I mean, sure we’re Americans, but what exactly does that mean culturally? What are American cultural traditions and just how would such traditions come across in a wedding? I certainly doubt that our organic, loca-vore, eco-friendly wedding will reflect the values of a Mickey D’s-MTV-SUV nation.
So what are we left with? A blank slate? Not exactly.
I am half Latvian and half everything else, and Mr. Veggie is half Welsh and half French. (Hmm… what would a Latvian-French-Welsh wedding look like? Tom Jones in a beret drinking vodka? I digress). But, having not grown up surrounded by these cultures, the traditions of our distant and not-so-distant European ancestors are, well… foreign.
We are Americans, and as Mr. Veggie recently pointed out, having both been born on Turtle Island, are “native” Americans in that sense. We feel strong emotional ties that bond us to the mountains, rivers, forests, and lakes that helped us become who we are today. Moreover, our beliefs and values are closely aligned with the cyclical world-view associated with the indigenous cultures of North America. But, while both of us have had powerful connections at various points in our lives with Native American culture, genetically only one of us holds mere 1/32nd of Native American heredity (Who’d have imagined a ginger-haired squaw?).
I gather that with a little research, I most likely will discover some Native American and possibly even early colonial American, or latter day American marriage rites that ring true to us.
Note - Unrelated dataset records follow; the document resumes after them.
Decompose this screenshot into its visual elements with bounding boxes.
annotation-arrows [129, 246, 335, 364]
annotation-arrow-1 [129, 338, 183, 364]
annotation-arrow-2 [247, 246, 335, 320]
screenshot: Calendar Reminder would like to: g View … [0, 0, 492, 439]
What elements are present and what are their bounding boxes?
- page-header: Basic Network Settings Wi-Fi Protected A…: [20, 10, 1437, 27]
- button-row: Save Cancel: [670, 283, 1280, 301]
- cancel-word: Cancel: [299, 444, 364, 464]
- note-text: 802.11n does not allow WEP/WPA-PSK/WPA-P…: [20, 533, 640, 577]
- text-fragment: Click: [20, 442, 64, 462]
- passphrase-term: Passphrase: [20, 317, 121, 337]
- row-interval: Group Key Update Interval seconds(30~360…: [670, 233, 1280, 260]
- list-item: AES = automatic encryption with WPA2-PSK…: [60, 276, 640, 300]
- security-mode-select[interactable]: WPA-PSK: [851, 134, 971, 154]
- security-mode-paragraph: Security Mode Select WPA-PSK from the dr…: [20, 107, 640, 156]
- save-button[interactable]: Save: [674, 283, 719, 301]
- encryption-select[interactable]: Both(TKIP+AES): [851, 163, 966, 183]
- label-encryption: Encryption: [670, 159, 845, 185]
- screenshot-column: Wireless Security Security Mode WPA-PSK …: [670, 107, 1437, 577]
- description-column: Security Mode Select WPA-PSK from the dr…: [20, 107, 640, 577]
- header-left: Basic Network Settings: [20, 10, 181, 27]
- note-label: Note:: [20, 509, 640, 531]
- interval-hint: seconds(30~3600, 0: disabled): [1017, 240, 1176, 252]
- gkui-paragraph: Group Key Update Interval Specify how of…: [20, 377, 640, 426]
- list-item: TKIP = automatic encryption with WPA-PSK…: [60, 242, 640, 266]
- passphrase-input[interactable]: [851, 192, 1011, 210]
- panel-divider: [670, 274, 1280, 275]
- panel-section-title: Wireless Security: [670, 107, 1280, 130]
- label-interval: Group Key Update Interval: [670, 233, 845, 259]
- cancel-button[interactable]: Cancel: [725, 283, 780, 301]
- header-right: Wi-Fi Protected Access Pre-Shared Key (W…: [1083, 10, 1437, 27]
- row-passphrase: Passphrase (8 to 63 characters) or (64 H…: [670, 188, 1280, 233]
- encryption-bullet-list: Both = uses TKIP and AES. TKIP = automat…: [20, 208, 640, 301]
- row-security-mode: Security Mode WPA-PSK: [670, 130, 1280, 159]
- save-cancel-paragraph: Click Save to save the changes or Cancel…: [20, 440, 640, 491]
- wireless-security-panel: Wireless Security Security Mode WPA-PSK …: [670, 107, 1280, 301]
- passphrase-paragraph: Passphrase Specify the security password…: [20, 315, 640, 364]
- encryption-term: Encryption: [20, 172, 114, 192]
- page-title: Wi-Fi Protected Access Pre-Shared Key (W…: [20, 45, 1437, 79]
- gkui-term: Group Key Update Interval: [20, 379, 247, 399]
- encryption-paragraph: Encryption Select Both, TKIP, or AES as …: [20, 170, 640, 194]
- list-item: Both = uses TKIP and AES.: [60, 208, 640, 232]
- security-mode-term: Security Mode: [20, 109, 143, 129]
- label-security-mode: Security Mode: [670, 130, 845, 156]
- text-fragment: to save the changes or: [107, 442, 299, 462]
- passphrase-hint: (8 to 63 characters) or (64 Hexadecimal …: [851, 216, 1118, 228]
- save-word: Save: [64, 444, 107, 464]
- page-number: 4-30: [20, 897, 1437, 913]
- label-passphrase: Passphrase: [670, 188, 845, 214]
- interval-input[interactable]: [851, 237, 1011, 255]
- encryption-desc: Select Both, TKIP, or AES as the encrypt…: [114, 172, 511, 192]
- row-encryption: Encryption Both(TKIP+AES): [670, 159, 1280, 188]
I may even dig up some Latvian, Welsh, or French traditions too good to pass up. And we’ve actually already thought of a Maori tradition we’d like to include to represent our time in New Zealand. But it all seems a bit contrived. Are traditions still traditions when you pick and choose the ones you want to follow?
I suppose I could be thankful that we don’t feel pressured to include outlandish cultural elements into our big day. But really I just feel at a loss. How do we create an intimate special ceremony, that conveys our belief system and pays homage to elements of our heritage without making us look like giant posers?